Today was my last day of classes; I am two papers and one final away from being an official senior. A large group of my friends are graduating in just days from the big CWRU (with Katie Couric as their commencement speaker. How cool is that?) and its freaking me out just a little that I have one year to go until I’m a real-live person!
Joanna and I were talking about this last night, how we don’t know if we’re making the right decisions, if we’re going to be good at our chosen paths, and how three years of college has totally changed our priorities. Our normal anxiety with the whole growing-up process is compounded this week as we’re about to head home.

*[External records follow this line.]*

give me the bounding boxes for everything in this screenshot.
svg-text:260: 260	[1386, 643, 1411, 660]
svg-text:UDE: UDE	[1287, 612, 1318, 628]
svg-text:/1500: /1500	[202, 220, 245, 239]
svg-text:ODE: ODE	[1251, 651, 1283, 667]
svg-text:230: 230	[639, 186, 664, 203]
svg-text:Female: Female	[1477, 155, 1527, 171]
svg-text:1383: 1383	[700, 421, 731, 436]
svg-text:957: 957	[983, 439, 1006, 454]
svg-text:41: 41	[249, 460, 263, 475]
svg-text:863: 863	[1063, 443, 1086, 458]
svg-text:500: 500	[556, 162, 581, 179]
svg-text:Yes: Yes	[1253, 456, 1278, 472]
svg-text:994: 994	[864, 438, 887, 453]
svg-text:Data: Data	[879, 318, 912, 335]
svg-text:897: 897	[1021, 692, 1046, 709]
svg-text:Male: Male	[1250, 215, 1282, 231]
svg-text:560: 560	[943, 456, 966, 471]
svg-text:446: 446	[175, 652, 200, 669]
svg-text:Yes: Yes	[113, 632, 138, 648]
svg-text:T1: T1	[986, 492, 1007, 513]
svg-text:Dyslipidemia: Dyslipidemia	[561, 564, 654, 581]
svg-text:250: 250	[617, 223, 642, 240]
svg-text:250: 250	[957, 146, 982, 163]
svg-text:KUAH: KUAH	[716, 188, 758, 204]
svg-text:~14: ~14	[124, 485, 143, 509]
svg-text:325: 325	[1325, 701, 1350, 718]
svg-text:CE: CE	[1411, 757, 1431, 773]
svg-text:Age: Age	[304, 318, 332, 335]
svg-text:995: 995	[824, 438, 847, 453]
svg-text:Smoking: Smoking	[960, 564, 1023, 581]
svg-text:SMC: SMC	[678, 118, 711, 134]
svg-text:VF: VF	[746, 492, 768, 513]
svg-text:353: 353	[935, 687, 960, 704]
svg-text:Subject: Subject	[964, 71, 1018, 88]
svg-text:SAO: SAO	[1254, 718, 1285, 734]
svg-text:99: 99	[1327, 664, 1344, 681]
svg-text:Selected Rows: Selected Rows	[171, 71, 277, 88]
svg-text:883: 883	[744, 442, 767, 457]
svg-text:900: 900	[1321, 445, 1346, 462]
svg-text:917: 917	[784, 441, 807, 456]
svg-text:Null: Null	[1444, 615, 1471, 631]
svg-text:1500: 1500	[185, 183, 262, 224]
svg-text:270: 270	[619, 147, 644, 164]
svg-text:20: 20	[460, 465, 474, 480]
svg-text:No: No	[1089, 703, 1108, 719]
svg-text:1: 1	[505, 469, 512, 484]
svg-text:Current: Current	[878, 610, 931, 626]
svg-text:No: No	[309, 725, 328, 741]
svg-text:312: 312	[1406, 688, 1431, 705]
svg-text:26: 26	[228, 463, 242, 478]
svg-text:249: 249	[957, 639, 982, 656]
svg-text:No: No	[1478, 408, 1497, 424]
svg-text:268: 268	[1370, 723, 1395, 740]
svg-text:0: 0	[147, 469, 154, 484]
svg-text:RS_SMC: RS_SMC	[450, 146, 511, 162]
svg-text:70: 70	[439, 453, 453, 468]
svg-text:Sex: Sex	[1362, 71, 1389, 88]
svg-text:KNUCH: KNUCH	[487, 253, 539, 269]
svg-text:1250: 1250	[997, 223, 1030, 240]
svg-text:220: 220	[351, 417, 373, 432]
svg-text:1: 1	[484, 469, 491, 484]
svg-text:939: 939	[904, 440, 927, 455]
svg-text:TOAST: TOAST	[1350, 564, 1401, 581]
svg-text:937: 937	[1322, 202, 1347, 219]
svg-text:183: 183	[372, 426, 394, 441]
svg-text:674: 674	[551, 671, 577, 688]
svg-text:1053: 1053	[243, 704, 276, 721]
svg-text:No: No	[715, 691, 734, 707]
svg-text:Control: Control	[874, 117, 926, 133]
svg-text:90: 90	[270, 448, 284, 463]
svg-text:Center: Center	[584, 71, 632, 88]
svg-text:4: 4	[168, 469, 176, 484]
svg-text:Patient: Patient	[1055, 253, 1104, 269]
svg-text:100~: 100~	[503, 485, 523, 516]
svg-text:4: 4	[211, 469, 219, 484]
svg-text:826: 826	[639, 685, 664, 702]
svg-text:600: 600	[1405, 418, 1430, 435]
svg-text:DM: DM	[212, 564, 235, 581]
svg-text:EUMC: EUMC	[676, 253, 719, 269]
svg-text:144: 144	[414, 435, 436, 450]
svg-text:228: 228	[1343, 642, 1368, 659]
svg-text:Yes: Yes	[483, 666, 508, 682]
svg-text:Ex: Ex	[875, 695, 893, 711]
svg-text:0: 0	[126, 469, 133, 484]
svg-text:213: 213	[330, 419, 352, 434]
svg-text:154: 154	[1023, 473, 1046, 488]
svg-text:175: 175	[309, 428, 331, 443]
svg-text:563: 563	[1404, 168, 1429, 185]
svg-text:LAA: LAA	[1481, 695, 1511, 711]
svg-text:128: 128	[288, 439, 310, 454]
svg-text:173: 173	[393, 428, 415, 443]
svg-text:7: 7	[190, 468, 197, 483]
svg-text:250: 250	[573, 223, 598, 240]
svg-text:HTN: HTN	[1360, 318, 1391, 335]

Arriving back in the states is going to be so surreal. This experience has definitely changed me, but not in ways I can really convey just yet. My life has been happening in my absence over the past semester, and I feel like I’ve lost a big chunk of time. Studying abroad is like treading water; you can’t really set down roots, you can’t really stay in touch with your “real” life, and you’re trying like hell to do as many things, see as many things, and experience as much as possible. You’re just in the moment, and no where else. I’m going to go back to the states, back into my old routine, but I’m not the same person I was when I packed my bags in January.
However, this whole experience has given me some focus. I’ve remembered some things I forgot in the fast-paced world of Case, and I think my priorities are a bit more in line.
Psychoanalysis aside, I have to say I am incredibly bummed to be missing the graduation of so many of my friends, the Theta seniors especially…Case isn’t going to be the same without them. It helps that three of them are off to live the dream, Megan with her Fulbright, Rebecca to the Peace Corps, and Emily to TFA. Its so crazy…and as a semi-vain side note, my sorority is awesome.
Anyway, off to celebrate the end of classes with Sasha at Tivoli! Good things its freezing cold AND raining! <3 Copenhagen.